Speaking on a Travel Weekly Webcast, Cleary said: “They [hotels] are still working on 2021 rates which were set three months ago.

“We are going to every single hotel with every past booking that’s on credit note to say, you need to do the right thing. Agents will not swallow that [price]; they will turn into refunds very quickly.”

The hotel element can make up around 60% of the cost within a Caribtours’ booking, which has an average value of £10,500.

But Cleary felt confident hoteliers would respond.

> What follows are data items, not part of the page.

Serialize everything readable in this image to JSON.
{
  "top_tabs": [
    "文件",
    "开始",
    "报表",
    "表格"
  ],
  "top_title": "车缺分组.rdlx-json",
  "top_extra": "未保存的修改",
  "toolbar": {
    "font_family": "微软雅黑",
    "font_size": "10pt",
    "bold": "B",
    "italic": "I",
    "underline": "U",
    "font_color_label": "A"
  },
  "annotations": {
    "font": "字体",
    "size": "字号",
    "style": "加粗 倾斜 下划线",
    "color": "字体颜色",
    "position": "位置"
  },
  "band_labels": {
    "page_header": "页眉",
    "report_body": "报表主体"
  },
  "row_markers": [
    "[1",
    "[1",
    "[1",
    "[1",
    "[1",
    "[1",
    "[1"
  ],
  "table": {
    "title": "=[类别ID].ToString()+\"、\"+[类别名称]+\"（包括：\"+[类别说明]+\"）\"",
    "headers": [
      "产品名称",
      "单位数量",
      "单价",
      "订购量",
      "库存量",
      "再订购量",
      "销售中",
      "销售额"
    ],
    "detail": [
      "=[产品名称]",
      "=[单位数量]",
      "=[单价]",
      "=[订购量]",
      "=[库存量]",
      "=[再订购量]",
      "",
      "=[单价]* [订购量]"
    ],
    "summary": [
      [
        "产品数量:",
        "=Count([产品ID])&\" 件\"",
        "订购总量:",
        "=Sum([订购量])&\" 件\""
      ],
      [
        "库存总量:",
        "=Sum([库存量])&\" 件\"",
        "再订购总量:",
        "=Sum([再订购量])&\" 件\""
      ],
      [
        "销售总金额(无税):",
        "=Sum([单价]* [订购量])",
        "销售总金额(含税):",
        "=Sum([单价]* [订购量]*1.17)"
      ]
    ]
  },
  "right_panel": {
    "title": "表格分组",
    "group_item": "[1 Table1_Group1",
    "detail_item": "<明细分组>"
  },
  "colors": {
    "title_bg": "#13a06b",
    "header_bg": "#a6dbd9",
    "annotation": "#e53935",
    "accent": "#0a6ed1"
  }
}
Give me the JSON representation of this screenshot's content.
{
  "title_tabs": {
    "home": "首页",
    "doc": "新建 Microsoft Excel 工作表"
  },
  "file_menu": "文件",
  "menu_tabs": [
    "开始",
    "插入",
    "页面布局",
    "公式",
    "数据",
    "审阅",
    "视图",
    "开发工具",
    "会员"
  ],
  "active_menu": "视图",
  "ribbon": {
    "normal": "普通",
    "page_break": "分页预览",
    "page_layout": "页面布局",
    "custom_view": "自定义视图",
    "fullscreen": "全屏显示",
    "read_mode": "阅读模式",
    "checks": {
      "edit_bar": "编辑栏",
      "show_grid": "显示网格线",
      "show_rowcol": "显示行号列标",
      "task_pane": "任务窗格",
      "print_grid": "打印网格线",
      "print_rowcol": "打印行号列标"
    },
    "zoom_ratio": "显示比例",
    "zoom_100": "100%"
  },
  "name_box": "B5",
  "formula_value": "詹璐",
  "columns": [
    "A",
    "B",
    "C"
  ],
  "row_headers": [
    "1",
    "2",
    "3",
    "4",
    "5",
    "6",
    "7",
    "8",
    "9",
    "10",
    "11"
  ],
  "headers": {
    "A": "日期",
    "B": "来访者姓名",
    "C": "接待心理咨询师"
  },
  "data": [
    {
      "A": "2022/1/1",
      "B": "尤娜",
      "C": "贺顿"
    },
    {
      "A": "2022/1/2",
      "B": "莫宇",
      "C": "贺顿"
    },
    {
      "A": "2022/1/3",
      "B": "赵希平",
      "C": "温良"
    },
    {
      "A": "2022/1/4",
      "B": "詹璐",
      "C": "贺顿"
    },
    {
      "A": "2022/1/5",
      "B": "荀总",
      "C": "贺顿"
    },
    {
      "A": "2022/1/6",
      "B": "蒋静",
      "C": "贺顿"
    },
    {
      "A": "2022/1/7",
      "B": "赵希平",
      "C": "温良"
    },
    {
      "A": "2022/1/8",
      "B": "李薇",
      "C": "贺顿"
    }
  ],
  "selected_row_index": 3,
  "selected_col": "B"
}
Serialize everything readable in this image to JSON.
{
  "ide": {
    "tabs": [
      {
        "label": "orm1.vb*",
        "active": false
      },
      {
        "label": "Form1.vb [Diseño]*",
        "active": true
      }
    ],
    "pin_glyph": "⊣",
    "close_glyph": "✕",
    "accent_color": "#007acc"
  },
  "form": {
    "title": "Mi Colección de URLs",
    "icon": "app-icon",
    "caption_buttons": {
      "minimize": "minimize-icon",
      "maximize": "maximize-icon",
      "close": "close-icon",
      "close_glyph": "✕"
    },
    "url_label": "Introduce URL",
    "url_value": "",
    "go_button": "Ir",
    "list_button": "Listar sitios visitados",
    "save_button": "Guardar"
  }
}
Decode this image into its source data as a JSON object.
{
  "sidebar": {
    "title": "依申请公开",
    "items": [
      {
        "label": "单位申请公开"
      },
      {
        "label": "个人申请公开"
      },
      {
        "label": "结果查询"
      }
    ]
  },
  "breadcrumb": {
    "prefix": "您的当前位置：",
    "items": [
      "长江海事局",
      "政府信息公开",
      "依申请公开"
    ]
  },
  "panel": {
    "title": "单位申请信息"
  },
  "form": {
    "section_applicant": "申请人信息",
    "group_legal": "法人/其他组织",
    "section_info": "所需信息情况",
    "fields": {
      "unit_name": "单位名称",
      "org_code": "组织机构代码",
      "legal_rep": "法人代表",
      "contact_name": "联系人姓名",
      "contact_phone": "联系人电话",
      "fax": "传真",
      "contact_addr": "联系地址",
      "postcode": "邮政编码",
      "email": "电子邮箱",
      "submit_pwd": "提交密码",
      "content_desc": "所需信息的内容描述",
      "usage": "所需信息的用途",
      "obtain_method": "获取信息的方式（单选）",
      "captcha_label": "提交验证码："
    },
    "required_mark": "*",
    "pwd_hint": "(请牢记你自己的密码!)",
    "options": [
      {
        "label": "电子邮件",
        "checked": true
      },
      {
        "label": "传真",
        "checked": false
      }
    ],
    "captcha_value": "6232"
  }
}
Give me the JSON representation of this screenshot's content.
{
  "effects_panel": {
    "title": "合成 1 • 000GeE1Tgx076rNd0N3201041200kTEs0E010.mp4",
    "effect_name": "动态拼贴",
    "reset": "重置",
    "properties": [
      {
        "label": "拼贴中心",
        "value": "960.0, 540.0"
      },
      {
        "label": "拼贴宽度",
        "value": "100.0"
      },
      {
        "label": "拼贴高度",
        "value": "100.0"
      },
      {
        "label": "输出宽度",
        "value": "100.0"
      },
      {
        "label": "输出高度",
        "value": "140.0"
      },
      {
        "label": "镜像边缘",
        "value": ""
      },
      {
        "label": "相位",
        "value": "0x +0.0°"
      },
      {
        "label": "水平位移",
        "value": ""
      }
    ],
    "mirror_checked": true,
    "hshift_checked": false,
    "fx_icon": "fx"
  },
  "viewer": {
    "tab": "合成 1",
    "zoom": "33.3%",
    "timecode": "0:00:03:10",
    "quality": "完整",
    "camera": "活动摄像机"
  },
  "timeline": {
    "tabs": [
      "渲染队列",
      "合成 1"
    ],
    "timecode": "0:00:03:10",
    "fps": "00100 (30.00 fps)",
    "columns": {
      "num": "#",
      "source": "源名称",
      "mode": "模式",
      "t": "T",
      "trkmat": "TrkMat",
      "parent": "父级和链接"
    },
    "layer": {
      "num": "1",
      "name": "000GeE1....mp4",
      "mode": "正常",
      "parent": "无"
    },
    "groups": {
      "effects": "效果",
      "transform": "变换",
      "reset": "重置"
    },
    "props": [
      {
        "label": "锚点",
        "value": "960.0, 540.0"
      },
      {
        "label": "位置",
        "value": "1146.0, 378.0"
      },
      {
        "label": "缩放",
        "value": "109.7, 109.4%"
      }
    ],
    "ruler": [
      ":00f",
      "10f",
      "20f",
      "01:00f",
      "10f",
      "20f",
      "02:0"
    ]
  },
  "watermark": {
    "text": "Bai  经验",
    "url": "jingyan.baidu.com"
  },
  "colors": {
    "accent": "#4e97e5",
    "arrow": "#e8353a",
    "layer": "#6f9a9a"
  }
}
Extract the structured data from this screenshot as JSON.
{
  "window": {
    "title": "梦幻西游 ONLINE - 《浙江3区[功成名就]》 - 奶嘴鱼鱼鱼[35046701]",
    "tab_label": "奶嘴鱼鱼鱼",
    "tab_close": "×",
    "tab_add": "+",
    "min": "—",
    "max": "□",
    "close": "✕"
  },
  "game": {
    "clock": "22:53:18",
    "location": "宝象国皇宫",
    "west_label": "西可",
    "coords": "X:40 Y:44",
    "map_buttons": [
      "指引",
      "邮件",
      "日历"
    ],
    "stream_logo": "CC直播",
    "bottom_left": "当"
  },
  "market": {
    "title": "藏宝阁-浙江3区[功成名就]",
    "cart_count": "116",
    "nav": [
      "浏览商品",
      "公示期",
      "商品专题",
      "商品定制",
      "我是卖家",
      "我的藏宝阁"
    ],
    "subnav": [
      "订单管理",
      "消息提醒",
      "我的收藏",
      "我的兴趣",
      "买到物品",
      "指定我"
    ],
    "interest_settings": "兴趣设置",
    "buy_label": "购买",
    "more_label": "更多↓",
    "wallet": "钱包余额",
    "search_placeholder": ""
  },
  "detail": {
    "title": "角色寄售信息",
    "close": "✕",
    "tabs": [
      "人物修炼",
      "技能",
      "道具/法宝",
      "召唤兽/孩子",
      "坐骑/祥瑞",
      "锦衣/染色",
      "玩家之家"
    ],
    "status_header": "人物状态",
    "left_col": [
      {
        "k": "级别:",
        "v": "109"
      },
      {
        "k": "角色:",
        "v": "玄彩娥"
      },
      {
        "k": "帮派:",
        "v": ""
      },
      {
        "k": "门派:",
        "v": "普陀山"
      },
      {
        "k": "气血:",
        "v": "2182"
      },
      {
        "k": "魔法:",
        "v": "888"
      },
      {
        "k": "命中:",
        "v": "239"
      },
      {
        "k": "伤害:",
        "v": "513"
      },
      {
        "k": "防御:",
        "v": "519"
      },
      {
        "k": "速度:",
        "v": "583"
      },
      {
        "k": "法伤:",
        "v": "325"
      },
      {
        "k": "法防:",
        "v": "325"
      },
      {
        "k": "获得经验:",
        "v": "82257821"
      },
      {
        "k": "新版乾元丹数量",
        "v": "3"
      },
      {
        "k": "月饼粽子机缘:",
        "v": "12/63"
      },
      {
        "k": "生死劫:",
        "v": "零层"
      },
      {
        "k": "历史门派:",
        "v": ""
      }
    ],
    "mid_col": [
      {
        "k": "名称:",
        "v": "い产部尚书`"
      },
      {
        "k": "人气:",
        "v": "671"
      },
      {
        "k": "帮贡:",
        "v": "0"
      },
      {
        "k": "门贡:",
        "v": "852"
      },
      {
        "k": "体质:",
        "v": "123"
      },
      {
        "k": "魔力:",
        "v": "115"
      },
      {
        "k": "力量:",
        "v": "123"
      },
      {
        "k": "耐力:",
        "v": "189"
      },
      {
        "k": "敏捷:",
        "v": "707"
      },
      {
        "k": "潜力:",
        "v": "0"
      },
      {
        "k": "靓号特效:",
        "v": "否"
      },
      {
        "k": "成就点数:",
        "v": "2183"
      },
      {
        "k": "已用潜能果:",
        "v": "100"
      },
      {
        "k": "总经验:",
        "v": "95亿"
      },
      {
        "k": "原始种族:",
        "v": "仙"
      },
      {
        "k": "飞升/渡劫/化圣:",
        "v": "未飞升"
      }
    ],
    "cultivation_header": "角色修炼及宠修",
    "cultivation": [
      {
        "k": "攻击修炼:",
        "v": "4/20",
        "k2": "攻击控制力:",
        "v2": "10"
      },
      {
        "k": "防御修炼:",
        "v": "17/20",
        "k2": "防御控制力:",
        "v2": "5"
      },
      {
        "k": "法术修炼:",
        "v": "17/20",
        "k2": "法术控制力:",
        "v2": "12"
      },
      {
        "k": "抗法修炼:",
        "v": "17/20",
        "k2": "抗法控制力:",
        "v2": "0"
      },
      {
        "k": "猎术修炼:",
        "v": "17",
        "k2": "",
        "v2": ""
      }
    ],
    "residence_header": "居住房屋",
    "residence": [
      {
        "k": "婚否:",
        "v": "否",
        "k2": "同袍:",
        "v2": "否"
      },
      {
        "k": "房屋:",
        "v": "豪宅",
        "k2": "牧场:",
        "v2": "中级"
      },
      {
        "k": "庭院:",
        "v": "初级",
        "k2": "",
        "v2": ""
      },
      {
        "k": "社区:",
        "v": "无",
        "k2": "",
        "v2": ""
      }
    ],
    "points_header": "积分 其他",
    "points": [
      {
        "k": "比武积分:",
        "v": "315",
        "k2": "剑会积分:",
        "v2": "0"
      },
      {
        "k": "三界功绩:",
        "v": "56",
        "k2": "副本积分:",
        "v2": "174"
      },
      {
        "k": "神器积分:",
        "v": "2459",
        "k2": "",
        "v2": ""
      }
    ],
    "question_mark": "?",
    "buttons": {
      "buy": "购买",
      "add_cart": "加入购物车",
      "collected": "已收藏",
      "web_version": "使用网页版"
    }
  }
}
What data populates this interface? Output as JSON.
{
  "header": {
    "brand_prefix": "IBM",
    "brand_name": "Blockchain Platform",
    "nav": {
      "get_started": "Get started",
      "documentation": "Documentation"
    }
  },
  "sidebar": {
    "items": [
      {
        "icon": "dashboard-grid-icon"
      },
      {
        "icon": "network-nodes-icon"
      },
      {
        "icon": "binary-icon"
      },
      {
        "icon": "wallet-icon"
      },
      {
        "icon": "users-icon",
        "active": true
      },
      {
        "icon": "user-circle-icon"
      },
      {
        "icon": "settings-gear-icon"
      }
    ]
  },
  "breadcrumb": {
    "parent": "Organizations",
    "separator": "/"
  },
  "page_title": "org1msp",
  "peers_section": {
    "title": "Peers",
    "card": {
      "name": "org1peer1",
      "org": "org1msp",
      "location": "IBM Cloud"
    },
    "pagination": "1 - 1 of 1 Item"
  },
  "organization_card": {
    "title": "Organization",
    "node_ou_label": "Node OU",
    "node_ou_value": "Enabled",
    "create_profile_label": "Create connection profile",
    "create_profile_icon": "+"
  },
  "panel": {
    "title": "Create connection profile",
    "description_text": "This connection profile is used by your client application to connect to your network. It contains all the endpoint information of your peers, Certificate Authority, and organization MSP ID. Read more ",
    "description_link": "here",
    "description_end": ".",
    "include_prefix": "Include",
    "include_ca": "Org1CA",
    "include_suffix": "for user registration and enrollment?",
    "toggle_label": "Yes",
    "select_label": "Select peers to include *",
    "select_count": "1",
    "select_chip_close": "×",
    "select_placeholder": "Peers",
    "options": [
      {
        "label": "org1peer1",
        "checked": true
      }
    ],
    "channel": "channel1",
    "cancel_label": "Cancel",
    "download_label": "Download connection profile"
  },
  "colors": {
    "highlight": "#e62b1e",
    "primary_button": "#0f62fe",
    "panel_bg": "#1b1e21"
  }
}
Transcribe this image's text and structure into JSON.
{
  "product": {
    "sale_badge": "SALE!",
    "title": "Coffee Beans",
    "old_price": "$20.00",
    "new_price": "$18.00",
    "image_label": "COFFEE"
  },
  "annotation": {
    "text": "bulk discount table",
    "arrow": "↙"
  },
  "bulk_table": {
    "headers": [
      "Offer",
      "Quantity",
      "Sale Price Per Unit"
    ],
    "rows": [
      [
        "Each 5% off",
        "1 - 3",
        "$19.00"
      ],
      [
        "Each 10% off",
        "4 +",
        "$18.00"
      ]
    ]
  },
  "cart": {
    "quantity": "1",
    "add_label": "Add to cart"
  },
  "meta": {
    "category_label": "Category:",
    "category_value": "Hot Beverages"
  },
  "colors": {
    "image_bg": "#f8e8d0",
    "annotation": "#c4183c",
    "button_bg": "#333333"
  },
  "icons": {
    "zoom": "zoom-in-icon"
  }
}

He said: “I have every faith that, with enough negotiating by people like us, there will be a recalibration of those rates.

“But at the moment it’s clearly a very difficult message to say to someone ‘your holiday that was £10,000 last month, that you were going to go on, is now £12,000′.”

Premier Holidays director of sales and marketing Debbie Goffin said the price of the airline fare was proving to be the challenging part of the re-booking process for tailormade holidays.

She said: “We’re getting some amazing deals on the ground, especially in the Channel Islands and the Far East which will help re-bookings.

“[But] in many cases, the airline prices are more than people have paid this year. So that is definitely going to be a challenge.

“In time that might even out, but at the moment, we can only go with the prices that are in the system.”

In contrast, USAirtours said so far it had not seen price hikes for its core US market.

Chief executive Guy Novik was confident international visitors would be welcomed back to the US.

He said: “In the past where there’s been big challenges like 9/11 in the US, the US domestic market has tended to stay at home.

“The fact they didn’t travel within the US boundaries made hoteliers and other ground suppliers even more dependent on international business. And I don’t see that changing.

“I think the Americans will probably stay at home and international tour operators will be extremely welcome into the US once we can fly there.”